October 1, 2013 at 11:25a    by DJ Byrnes    
6 Comments
$$$$$$$$$$

From SI:

Forty-eight college football games on the board next week, and somewhere inside each is a number. In an uncertain world Cesar Robaina is certain of that much, at least. The lead odds-maker for Las Vegas Sports Consultants (LVSC) flips through a sheaf of computer printouts in his office on this Sunday morning in September. His skill at unearthing point spreads from masses of data has carried him to the top of his profession. The stack of paper before him is Carrara marble to his sculptor's hand: He'll chisel away at the information, sweeping aside irrelevancies, looking for the truth beneath. When the right number shows itself, Robaina knows.

You haven't heard of Robaina, have never seen his fleshy face and thicket of curly hair on your television screen. Yet few men in sports wield more power than he does. Robaina is responsible for betting lines used by four dozen casinos, two legal lotteries and hundreds of newspapers around the country. Those were his five points that Oakland was giving in last January's Super Bowl; those were his 17 and 23 and 37 in the first round of March Madness. For each game he calculates his number, then compares it with what the LVSC staffers assigned to handicap the sport have come up with. What might seem like a duplication of effort is a means to incorporate a range of thinking, for no two oddsmakers approach the task in quite the same fashion. "If we were looking at the same things and coming up with the same numbers, they'd have no reason to be here," Robaina says.

That's the theory, at least. Sometimes Robaina reconciles the numbers, his and theirs, but often he will stare at their numbers with incomprehension. "If Cesar has a game at 10 and everyone else has it at seven, and Cesar believes in his 10, that game is staying at 10," a former LVSC oddsmaker says. "Or 9 at the lowest." Experience counts more than enthusiasm here, and Robaina's judgment most of all. He is a likable man with a ready smile, but when it comes to his numbers, he has the confidence—no, the arrogance—of Roger Clemens shaking off his catcher with the game on the line. Just let him throw his pitch, and he'll get the out.

*looks at Ohio State -7.5 vs. Wisconsin ticket.* *Angrily shakes fist at Cesar Robaina*


6 Comments

Comments

Riggins's picture

What the sports books hate most is a line that continues to draw action on only one side, even as the number is adjusted. Situations like that lead troubled sports-book managers to call LVSC and unload their anxiety on whoever answers the phone. "How could you give a number like that?" they wail. It doesn't matter that the game might end up with exactiy the spread that the opening line predicted. That line led to undue exposure for the sports books, and sports books hate exposure.

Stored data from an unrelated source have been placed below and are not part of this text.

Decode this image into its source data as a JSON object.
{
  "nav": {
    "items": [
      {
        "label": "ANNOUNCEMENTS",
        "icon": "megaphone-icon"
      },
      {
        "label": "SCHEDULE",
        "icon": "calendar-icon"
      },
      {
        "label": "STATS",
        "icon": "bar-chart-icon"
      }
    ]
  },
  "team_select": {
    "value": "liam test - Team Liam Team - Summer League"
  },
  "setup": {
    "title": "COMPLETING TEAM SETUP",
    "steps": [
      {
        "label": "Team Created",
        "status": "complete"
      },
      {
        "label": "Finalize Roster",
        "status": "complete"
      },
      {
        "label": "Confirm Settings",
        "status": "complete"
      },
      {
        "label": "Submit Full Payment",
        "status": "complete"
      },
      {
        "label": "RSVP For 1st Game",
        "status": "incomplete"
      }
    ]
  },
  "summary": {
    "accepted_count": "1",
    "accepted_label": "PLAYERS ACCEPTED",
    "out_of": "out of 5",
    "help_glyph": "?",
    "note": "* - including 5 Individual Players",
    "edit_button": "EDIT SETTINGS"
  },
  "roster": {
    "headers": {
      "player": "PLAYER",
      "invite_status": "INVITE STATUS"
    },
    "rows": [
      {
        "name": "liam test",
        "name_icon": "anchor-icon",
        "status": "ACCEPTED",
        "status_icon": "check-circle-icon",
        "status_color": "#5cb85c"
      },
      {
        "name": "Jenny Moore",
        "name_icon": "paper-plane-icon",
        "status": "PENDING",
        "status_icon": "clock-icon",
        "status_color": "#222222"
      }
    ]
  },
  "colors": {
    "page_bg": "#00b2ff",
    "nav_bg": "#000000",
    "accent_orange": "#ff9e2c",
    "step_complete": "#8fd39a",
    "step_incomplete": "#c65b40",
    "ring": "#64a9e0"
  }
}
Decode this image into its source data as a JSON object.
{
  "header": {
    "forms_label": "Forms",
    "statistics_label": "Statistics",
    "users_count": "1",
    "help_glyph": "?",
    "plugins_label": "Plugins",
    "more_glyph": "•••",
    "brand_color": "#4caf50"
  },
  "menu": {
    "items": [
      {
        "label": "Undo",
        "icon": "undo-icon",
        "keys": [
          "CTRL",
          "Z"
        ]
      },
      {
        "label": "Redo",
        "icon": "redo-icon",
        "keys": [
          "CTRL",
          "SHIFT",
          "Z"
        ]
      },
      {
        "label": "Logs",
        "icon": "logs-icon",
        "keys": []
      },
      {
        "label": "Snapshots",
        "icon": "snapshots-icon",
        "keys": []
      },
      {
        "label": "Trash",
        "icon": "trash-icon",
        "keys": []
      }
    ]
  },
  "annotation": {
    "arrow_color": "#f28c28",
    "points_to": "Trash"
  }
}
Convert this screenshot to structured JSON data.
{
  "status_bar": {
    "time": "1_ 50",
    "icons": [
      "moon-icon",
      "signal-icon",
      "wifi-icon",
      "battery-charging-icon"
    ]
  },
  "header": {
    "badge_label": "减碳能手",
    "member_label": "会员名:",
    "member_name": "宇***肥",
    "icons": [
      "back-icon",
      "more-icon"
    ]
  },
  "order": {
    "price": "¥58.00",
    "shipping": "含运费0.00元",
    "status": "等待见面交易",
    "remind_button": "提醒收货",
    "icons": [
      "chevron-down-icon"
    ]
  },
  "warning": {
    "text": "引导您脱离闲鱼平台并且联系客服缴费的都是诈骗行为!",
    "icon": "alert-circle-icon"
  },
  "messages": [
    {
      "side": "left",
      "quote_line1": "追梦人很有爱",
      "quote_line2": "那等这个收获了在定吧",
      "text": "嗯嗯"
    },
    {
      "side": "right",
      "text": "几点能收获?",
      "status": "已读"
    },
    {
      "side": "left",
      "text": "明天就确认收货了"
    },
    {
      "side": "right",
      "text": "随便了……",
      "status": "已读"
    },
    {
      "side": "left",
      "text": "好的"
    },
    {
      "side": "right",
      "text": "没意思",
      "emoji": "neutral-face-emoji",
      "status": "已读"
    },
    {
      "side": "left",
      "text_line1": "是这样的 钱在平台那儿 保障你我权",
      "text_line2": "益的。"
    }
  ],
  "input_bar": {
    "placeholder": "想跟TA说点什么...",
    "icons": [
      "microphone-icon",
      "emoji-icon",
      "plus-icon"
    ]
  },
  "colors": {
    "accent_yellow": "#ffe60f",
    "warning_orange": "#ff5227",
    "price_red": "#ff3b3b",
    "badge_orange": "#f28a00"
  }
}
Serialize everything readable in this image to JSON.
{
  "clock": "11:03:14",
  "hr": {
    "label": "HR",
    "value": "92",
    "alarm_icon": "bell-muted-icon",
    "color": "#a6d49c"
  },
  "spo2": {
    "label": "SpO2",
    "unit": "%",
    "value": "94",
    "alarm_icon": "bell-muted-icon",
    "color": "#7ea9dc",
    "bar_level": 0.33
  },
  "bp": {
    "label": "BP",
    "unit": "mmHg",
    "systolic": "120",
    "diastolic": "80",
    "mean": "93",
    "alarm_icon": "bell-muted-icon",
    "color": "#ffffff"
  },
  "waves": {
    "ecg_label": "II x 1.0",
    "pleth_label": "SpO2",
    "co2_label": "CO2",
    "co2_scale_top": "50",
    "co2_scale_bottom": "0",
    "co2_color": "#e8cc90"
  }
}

That's the key to line setting.  Casinos aren't trying to predict the final point spread. They're trying to get even action on both sides.  Take last year's championship game.  I can't remember what the line was, but I think it was around Alabama (-10).  The guys setting the line probably to a man thought Alabama was going to roll, but they knew Notre Dame would be a huge public favorite as an underdog.  So to keep action even on both sides, they set the spread low (lower than what they thought the actual margin of victory would be).

Run_Fido_Run's picture

That might be true for a holiday-style "big event" game like the NCG, when a very large number of casual bettors will make a play.
For most run-of-the-mill games, though, the bookmakers are much more likely to take heavy one-sided exposure from a "whale" or a syndicate of serious bettors that pool their money and bet $200,000 on a single point spread, which they've identified as a "soft" spread.
For that reason, linemakers like Cesar are charged with coming up with the right spread, more than a popular one, per se, because the goal is to approximate equal totals on each side of the line, not an equal number of bets for each side. 

theOSUdug's picture

I never bet the Buckeyes, but I took the over against Wisky....I mean....why would we ever SLOW DOWN THE OFFENSE AND STOP SCORING, and because I despise Wisky.   When they kicked that field goal in the fourth and cut it to 7..... I was out $350....damn you sports number genius!!

IBLEEDSCARLETANDGRAY's picture

I watched the OSU-Miami OH season opener last year from the Mandalay Bay sports book and there were Penn State fans sitting near us who were having a meltdown when OU started hammering them. I think I overheard them say they put down a ton of money of Penn State to roll by 21. That was almost as fun to watch as the game itself.
Oh yeah, later that day I saw Pete Rose lay down $5Gs on a horse race in Saratoga. Talk about your irony.

"Sherman ran an option play right through the south" - Greatest Civil War analogy EVER.

Optimistic Buckeye Pessimist's picture

I can't believe these guys don't make more money.  Seriously....

osupolo's picture

I bet they make more than you think.